From what Gretchen told him, what happened was this: At first, it had been very awkward between her and Nick, as you would have expected, he gathered. After they'd both apologized to one another though, him for walking out on her and her for the rather poor way she'd dealt with their break-up, they'd been able to keep a civil tone and agreed, that them being at odds wasn't helping either of them, in any way. By the time Nick came down to pick up those sandwiches, Gretchen had already forgiven him and they'd agreed that even if they weren't getting back together, they would still stay friends. Most importantly, it helped Gretchen to make a decision on what to do about the child growing inside of her, that both her and its father could agree on.
"And you're absolutely sure that adoption is the right path going forward?" he asked Gretchen, who looked more at peace with her decision, than she had about anything since her return to their small hometown.
"Surer than I've been of anything in my life. I can't raise a child on my own, not at this stage of my life, anyway. It's better that he or she gets to have the kind of stability in their life, that I can't offer them" Gretchen calmly explained, and it wasn't like he couldn't see where she was coming from.
"I would have helped out all that I could, you know?" he told his sister, who shot him a wry smile.
"I know that you would and mom too, but at the end of the day, it still would have been my job to be a mom and raise my child in the best way possible. I want to have children someday, don't get me wrong, but it has to be when I'm at a place in my life where I'm ready for it and just as importantly, be able to give my child a father who's ready for what he's getting into. Nick isn't and that's just how it is" Gretchen said, with a look of peace on her face that told him in unsaid words that this wasn't a decision she'd made without giving untold hours of thought to it.
If she could be so calm about it, then so could he, he thought to himself, as they pulled into the driveway of their mom's house, putting an end to their little road trip.
Joey's day had turned from being one, where she didn't know what to do with her time, to one where a pressing need to comfort Jen became her number one priority. A job that wasn't easy, considering the amount of self-loathing her friend was showering on herself.

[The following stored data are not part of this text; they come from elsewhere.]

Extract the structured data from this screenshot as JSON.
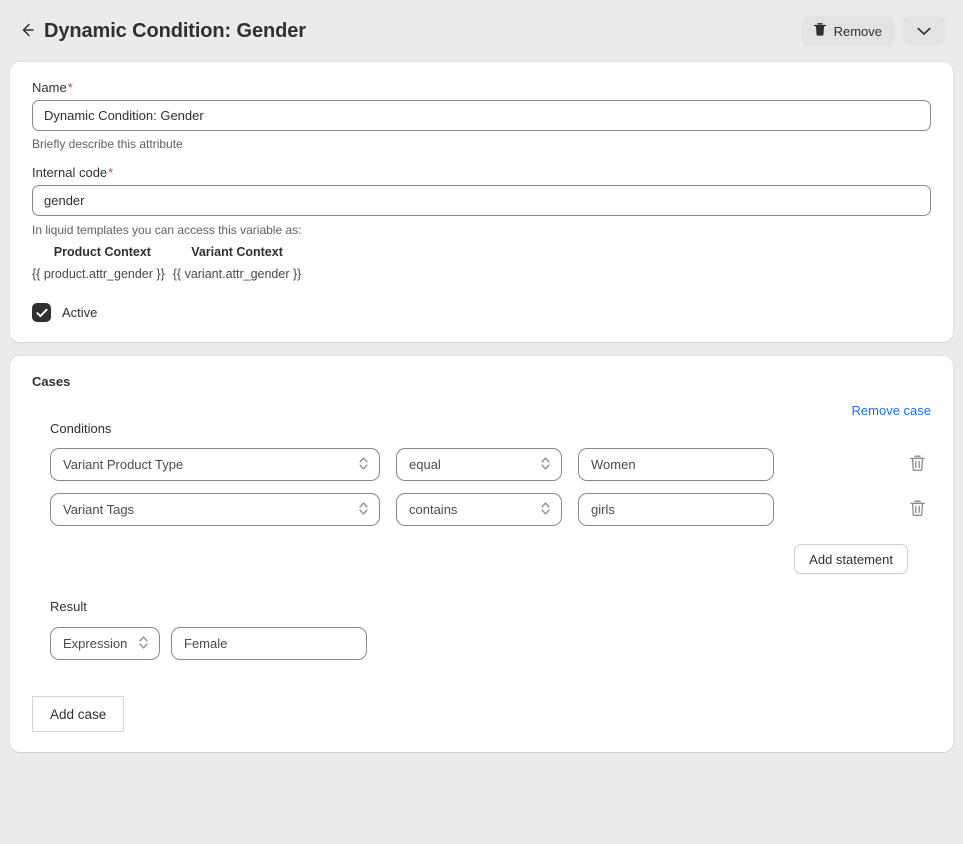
{
  "header": {
    "back_icon": "arrow-left-icon",
    "title": "Dynamic Condition: Gender",
    "remove_label": "Remove",
    "remove_icon": "trash-icon",
    "caret_icon": "chevron-down-icon"
  },
  "details": {
    "name_label": "Name",
    "name_required": "*",
    "name_value": "Dynamic Condition: Gender",
    "name_placeholder": "Name",
    "name_helper": "Briefly describe this attribute",
    "code_label": "Internal code",
    "code_required": "*",
    "code_value": "gender",
    "code_placeholder": "Internal code",
    "liquid_note": "In liquid templates you can access this variable as:",
    "liquid_headers": [
      "Product Context",
      "Variant Context"
    ],
    "liquid_values": [
      "{{ product.attr_gender }}",
      "{{ variant.attr_gender }}"
    ],
    "active_label": "Active",
    "active_checked": true
  },
  "cases": {
    "title": "Cases",
    "remove_case_label": "Remove case",
    "conditions_label": "Conditions",
    "conditions": [
      {
        "attribute": "Variant Product Type",
        "operator": "equal",
        "value": "Women",
        "delete_icon": "trash-icon"
      },
      {
        "attribute": "Variant Tags",
        "operator": "contains",
        "value": "girls",
        "delete_icon": "trash-icon"
      }
    ],
    "add_statement_label": "Add statement",
    "result_label": "Result",
    "result_type": "Expression",
    "result_value": "Female",
    "add_case_label": "Add case"
  },
  "colors": {
    "page_bg": "#ebebeb",
    "card_bg": "#ffffff",
    "text": "#303030",
    "muted": "#616161",
    "link": "#1e6fe8",
    "required": "#c3462f",
    "border": "#8a8a8a",
    "checkbox": "#303030"
  }
}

"I'm the biggest bitch in the history of the world, aren't I?" Jen asked her with teary eyes, as they sat on the swings at the playground, Joey used to play at for hours on end when life was simpler and their biggest boy problems were with the ones, who tried to put gum in their hair.
"Considering the number of the über-bitches that have existed throughout time, you wouldn't even make the top billion of them!" she tried to reassure Jen, although it didn't look like it helped much. "If you apologize to Henry tomorrow, I'm sure that he'd forgive you in a second".
"Would you? He must have felt so betrayed and hurt, the poor boy. Maybe, I deserve to be alone, if this is how I treat someone like him" Jen sobbingly said, as she stared a figurative hole in the ground in front of herself.
"Jen, I'm not trying to sound like I'm Dr. Phil here, but you're still learning this whole relationship game, as much as I am. In other words, mistakes like that are bound to happen, once in a while. The only advice that I can give you, is to tell him how crazy about him you are and just lay it all out there. Everyone's going to know anyway, am I right?" she told Jen, who looked like she agreed with her.
"What about the ridicule, that's sure to follow?" Jen asked her, bringing up a logical point.
"I'm sure that it won't be nearly as bad, as you fear. You won't know until you've tried it, though" she told Jen and for the rest of the evening, they sat in Jen's room, listening to Bruce Springsteen's greatest hits, while her friend imagined that it was Henry, singing those songs just for her.